Chatting with the watchman, he said that to live in Denmark, one must learn how to live through the long night.Even today's Queen Margaret is trying to fit in, saying: During the long nights at Winter Palace I amuse myself by translating beautiful French prose into Danish.Sure enough, she became an outstanding literary translator.In my eyes, she, as a queen, speaks out the relationship between Long Night and literature. The second stop is Odense, Andersen's hometown.I got up early and walked across the market to find the red-roofed house where he was born.Christmas is approaching again, so I browsed the market deliberately, and the Christmas tree and roast goose in the heart of the little match girl are still green and browned here.

As soon as I turned the corner, I saw the red-roofed house on the other side of the street.Hurry up and step in, the room is very small.Back then it was a slum with many families living under the roof.Andersen's family was even poorer. His grandmother was a beggar, his father was a carpenter, and his mother washed clothes for others. What kind of misery did he experience?He swallowed everything whole, and finally understood that the only thing in this world he could fall in love with was the child. Children's eyes have no nationality and are the best at searching. They quickly stared at this red-roofed room from the windows of classrooms all over the world.

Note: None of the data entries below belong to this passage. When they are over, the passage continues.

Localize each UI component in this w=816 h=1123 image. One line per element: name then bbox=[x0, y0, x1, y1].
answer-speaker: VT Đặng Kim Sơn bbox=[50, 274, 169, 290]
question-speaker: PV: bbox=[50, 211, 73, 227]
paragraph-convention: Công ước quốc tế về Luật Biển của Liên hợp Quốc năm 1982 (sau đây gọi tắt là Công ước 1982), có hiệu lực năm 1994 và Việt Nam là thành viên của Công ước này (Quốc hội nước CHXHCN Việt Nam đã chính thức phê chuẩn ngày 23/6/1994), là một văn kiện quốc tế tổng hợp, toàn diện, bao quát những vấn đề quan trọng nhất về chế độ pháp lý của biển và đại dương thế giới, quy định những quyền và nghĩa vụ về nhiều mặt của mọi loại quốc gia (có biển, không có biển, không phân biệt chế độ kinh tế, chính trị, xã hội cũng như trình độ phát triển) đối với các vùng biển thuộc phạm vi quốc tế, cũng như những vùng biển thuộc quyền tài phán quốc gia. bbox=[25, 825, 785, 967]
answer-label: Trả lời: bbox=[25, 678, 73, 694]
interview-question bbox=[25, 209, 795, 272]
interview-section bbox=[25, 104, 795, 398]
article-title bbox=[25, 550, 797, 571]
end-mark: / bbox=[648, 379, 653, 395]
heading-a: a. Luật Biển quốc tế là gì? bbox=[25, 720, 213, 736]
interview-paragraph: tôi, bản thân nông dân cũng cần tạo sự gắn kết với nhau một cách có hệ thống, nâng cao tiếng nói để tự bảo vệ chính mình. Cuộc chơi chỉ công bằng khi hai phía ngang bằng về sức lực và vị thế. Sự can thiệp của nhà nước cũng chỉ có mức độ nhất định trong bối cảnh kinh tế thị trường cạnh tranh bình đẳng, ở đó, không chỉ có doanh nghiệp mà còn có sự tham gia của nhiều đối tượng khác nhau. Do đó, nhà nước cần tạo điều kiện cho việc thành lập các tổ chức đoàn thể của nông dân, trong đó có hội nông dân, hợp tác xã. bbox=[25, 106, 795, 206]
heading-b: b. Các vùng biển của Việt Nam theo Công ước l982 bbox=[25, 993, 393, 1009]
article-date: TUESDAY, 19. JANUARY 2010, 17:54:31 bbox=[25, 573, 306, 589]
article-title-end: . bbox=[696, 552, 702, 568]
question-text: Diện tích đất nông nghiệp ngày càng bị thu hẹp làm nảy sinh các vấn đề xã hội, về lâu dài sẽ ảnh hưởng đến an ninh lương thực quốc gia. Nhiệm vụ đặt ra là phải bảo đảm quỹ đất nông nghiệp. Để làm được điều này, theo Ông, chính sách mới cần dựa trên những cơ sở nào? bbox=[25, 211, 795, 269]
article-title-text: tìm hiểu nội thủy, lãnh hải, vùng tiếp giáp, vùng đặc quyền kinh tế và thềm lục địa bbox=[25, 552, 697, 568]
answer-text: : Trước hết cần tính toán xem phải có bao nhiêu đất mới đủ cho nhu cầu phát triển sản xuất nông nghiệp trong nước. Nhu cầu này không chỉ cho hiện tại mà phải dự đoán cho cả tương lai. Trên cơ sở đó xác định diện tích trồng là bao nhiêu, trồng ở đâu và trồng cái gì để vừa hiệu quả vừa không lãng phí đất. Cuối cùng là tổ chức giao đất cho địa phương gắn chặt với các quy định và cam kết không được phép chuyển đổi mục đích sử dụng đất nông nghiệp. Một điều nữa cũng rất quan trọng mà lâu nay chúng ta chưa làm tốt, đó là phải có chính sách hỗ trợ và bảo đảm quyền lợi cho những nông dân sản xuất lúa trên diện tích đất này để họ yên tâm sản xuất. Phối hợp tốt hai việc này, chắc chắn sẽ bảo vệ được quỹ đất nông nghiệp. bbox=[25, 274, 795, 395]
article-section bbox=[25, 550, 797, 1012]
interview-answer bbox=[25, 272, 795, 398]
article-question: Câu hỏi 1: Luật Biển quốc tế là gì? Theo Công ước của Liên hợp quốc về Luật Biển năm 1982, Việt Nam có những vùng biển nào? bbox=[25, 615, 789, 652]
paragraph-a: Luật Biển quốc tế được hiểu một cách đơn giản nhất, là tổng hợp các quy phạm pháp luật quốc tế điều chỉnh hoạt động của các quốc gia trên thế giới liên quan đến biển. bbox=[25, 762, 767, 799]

However, even the eyes of children all over the world can't help Andersen, and Andersen still lacks self-confidence for a long time.Not only came from a poor background, but also wrote in a small language, can it be recognized by the literary world?He always wanted to be a Danish writer like Adam Oehlenschlager, who was more famous at that time, but he was ridiculed by all sides.More than one writer openly accused him of pleasing shallow and impetuous readers, and even his patrons wrote to him: You think you will become a great poet, my dear Andersen!Why don't you feel that all these thoughts of yours are going nowhere, that you are going astray.

He really wanted to gain the support of European literary circles outside of Denmark, and tried hard to make friends with cultural celebrities, but in the end he made them feel like a slavish beggar.Even if he was finally widely recognized, people only thought he was an interesting writer who was good at compiling beautiful fairy tales, not a literary giant.Therefore, until his deathbed, he was eager to meet any visitor, hoping to find in their words a little bit of appreciation for himself.He is sensitive and vulnerable, easily hurt. He didn't know that he had already become a great literary master.None of the famous people he admired, visited, or dreaded came close, let alone a regional figure like Orenslage.

Today, when we have grown up and no longer linger on fairy tales, we are qualified to say: he is an eternal coordinate, examining to what extent the literature of all mankind has shaped the hearts of the world. All pretentious profundities and self-satisfied boredom can deceive the world, but they cannot face all the young people and children who are about to become the masters of society. He must have shaped the hearts and minds of the world. The evidence is that Denmark, which seldom flies the national flag, raised a national flag upright on the red-roofed building. A country that didn't care much about flags has finally found a national flag.This is another fairy tale made up of all fairy tales.